安全人员发现七款手机浏览器易遭地址栏欺骗攻击
虽然在桌面浏览器上有各种迹象和安全功能,可以用来检测恶意代码改变地址栏以显示假网址,但这在移动浏览器上是不可能的,因为移动浏览器的屏幕尺寸很重要,而且桌面浏览器中的许多安全功能都不存在。由于地址栏是移动浏览器上唯一也是最后一道防线,地址栏欺骗漏洞在智能手机和其他移动设备上的危险性要高出许多倍。
在网络安全公司Rapid7今天发布的一份报告中,该公司表示,它与巴基斯坦安全研究人员Rafay Baloch合作,披露了七个移动浏览器应用中的十个新的地址栏欺骗漏洞。受影响的浏览器包括苹果Safari、Opera Touch和Opera Mini等大牌浏览器,也包括Bolt、RITS、UC浏览器和Yandex浏览器等小众应用。
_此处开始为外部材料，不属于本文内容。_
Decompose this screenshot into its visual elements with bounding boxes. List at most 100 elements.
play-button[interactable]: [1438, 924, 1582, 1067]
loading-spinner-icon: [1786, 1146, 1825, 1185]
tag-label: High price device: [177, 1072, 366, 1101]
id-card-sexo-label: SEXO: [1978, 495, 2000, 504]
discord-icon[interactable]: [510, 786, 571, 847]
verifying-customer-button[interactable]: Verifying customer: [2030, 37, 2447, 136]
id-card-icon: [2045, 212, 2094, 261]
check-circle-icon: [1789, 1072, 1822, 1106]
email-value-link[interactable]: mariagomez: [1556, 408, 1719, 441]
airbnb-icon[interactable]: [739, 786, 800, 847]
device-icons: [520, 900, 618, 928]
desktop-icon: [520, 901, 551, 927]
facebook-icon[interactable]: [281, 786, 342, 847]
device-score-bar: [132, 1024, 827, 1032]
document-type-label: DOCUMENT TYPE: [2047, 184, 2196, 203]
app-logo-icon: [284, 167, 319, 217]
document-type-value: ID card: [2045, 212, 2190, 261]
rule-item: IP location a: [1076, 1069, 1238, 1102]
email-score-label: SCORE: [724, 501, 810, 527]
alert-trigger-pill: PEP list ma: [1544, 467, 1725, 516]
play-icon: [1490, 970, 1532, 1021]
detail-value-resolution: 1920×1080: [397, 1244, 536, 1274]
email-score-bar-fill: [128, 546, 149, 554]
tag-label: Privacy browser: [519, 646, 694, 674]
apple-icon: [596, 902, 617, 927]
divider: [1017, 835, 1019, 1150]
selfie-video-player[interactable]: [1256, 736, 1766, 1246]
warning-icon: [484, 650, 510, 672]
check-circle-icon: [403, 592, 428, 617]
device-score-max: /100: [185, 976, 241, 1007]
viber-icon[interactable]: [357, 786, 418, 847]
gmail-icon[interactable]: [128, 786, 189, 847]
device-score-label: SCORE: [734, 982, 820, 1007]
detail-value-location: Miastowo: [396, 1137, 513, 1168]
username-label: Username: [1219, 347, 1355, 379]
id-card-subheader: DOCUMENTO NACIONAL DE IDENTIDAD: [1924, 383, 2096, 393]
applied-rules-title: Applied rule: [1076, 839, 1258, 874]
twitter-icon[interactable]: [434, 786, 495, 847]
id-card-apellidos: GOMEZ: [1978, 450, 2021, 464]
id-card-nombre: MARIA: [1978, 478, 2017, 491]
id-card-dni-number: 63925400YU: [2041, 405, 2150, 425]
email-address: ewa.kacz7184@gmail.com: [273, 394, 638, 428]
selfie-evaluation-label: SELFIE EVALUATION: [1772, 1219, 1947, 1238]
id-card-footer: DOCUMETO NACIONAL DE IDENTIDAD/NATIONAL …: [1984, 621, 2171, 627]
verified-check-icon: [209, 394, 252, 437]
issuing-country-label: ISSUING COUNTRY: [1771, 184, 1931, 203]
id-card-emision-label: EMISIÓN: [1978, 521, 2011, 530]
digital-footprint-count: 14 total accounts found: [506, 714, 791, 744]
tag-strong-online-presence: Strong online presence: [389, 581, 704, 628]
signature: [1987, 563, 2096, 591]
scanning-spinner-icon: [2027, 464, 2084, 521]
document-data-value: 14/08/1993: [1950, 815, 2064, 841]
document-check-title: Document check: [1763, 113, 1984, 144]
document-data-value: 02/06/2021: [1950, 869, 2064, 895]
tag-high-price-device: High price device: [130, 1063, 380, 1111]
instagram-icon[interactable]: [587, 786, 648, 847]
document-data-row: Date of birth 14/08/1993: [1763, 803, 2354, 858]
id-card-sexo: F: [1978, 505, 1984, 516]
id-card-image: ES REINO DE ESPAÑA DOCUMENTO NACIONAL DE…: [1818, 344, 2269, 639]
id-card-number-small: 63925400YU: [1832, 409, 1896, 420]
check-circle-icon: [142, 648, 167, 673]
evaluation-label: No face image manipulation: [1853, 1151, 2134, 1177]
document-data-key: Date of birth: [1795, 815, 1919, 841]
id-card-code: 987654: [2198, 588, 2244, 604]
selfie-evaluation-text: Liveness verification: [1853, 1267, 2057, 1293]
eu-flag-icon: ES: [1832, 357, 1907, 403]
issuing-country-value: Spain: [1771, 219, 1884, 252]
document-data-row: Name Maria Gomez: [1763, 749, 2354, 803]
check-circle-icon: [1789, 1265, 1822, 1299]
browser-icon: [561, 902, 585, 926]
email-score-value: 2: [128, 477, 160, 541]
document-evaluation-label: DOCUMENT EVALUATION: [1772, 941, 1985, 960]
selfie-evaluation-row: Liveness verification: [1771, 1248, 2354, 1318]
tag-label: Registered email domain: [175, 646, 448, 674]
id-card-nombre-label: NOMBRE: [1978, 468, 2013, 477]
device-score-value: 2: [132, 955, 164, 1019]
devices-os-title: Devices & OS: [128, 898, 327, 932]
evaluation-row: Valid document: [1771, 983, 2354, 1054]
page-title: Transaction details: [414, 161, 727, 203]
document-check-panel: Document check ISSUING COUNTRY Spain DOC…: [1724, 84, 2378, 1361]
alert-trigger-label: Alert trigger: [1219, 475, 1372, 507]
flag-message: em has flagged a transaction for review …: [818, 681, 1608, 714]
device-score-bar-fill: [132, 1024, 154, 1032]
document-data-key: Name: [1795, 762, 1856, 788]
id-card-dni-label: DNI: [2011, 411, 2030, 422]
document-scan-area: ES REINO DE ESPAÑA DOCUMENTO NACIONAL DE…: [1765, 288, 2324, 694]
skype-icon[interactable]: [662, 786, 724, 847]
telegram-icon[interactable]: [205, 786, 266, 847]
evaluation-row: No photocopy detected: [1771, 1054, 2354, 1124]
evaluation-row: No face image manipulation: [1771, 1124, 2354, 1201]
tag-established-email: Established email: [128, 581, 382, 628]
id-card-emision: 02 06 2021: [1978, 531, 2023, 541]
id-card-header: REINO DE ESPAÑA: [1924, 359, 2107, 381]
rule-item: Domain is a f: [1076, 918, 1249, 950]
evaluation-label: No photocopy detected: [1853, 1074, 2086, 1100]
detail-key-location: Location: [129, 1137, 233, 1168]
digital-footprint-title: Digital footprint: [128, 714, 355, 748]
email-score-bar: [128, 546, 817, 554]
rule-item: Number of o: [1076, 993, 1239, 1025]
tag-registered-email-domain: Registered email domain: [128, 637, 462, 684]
这些问题在今年早些时候被发现,并在8月份向浏览器制造商报告。大厂商马上对这些问题进行了修补,而小厂商甚至懒得回复研究人员,使他们的浏览器容易受到攻击。Rapid7的研究总监Tod Beardsley说:"利用都归结为'JavaScript诡计'"。Rapid7的负责人表示,通过扰乱页面加载和浏览器有机会刷新地址栏URL之间的时间,恶意网站可以迫使浏览器显示错误的地址。
Beardsley认为,攻击很容易发动,建议用户尽快更新浏览器,或者转移到不受这些bug影响的浏览器上。